Performance setback in 2022
In return terms though, 2022 translated into one of the worst-performing years for corporate bonds, with double-digit losses mirroring those of equities (Table 1).
However, it is also notable that investment grade (IG) corporates were weaker than HY credits, both in the US and Eurozone, unlike EM, where HY credits underperformed IG. This suggests that in 2022, the weak performance of credit could not be explained purely by risk aversion, since HY would have underperformed IG.
Different dynamics from HY for IG peers
For European investment grade credits, however, the dynamics differed somewhat from their sub-IG equivalents.
Although they both incurred deep negative losses in 2022 (Table 1), the losses for Euro IG corporates were higher than their sub-IG peers due to their higher duration and closer correlation with rising ECB rates and Bund yields during the risk-on rallies (like in Q4 2022).
Also, compared to Euro HY, the more modest initial response to the Ukraine shock from Euro investment grade corporates overall pointed to other factors. (Charts 2 and 3).
The dominant reason for the absence of an initial Ukraine shock in Euro IG corporates may have been the significant policy accommodation by the ECB still in place from the Covid shock. Another important point here was the type of assets purchased under the scheme.
They included IG corporate debt (under the corporate sector purchase programme – CSPP) and euro-based public sector debt (public sector purchase programme – PSPP).

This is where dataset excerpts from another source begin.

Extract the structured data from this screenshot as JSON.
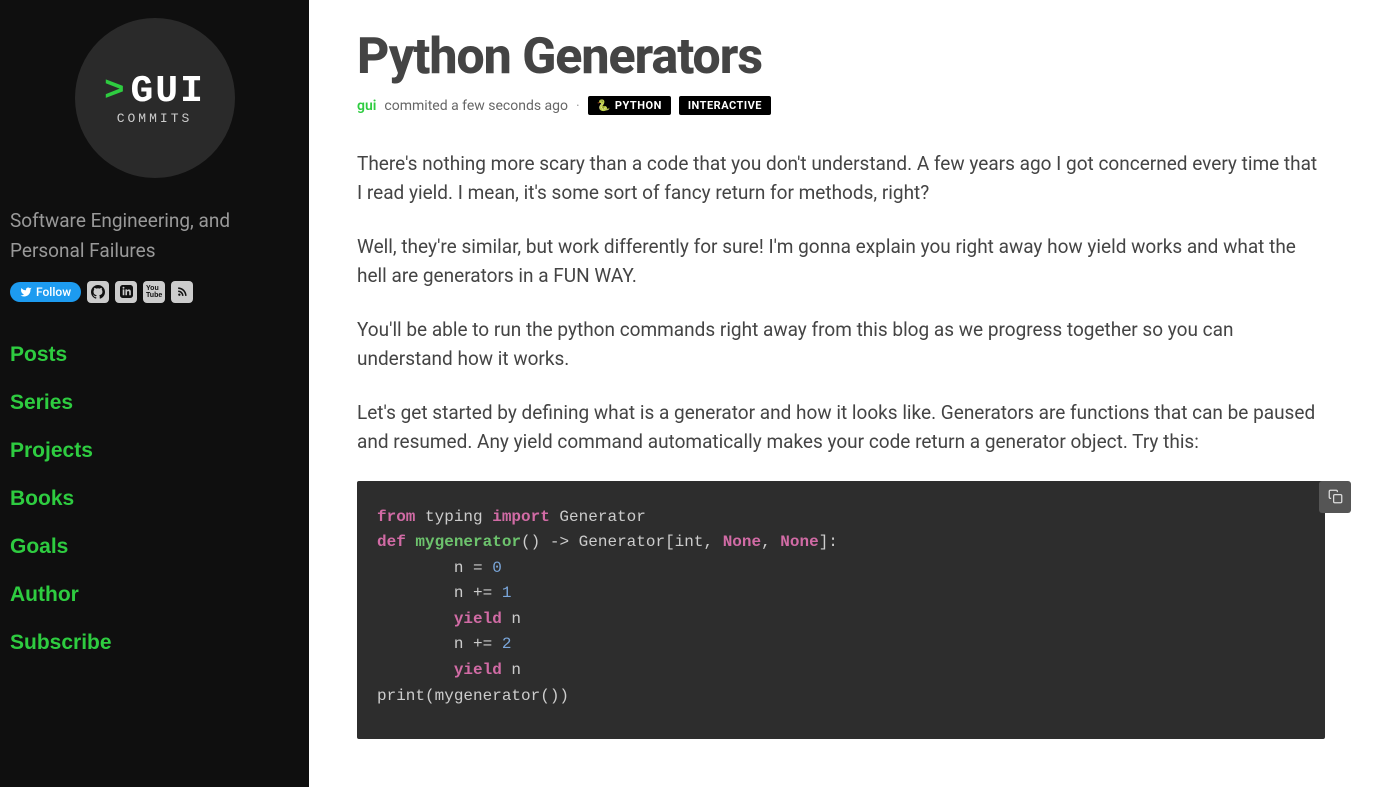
{
  "sidebar": {
    "logo": {
      "prompt": ">",
      "main": "GUI",
      "sub": "COMMITS"
    },
    "tagline": "Software Engineering, and Personal Failures",
    "twitter": "Follow",
    "nav": [
      "Posts",
      "Series",
      "Projects",
      "Books",
      "Goals",
      "Author",
      "Subscribe"
    ]
  },
  "article": {
    "title": "Python Generators",
    "author": "gui",
    "commit_text": "commited a few seconds ago",
    "tags": {
      "python": "PYTHON",
      "interactive": "INTERACTIVE"
    },
    "paragraphs": [
      "There's nothing more scary than a code that you don't understand. A few years ago I got concerned every time that I read yield. I mean, it's some sort of fancy return for methods, right?",
      "Well, they're similar, but work differently for sure! I'm gonna explain you right away how yield works and what the hell are generators in a FUN WAY.",
      "You'll be able to run the python commands right away from this blog as we progress together so you can understand how it works.",
      "Let's get started by defining what is a generator and how it looks like. Generators are functions that can be paused and resumed. Any yield command automatically makes your code return a generator object. Try this:"
    ],
    "code": {
      "l1a": "from",
      "l1b": " typing ",
      "l1c": "import",
      "l1d": " Generator",
      "l2": "",
      "l3a": "def",
      "l3b": " ",
      "l3c": "mygenerator",
      "l3d": "() -> Generator[int, ",
      "l3e": "None",
      "l3f": ", ",
      "l3g": "None",
      "l3h": "]:",
      "l4a": "        n = ",
      "l4b": "0",
      "l5a": "        n += ",
      "l5b": "1",
      "l6a": "        ",
      "l6b": "yield",
      "l6c": " n",
      "l7a": "        n += ",
      "l7b": "2",
      "l8a": "        ",
      "l8b": "yield",
      "l8c": " n",
      "l9": "",
      "l10": "print(mygenerator())"
    }
  }
}
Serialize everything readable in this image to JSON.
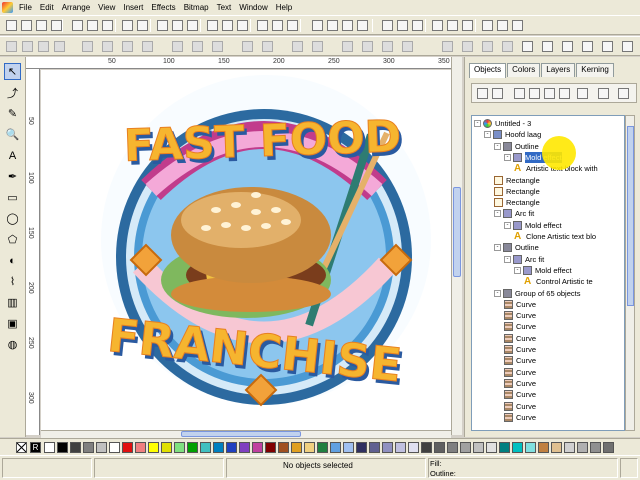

This QE kept Euro investment grade corporate bond yields ‘artificially’ stable for the duration of the programme until the end of June 2022. The evidence can be seen in Chart 3, where between February and June, Euro credit spreads rose gently, unlike the steeper jump in yields observed by their sub-IG peers. It was not until June when net APP ended and the ECB became increasingly hawkish, that spreads began to seriously widen.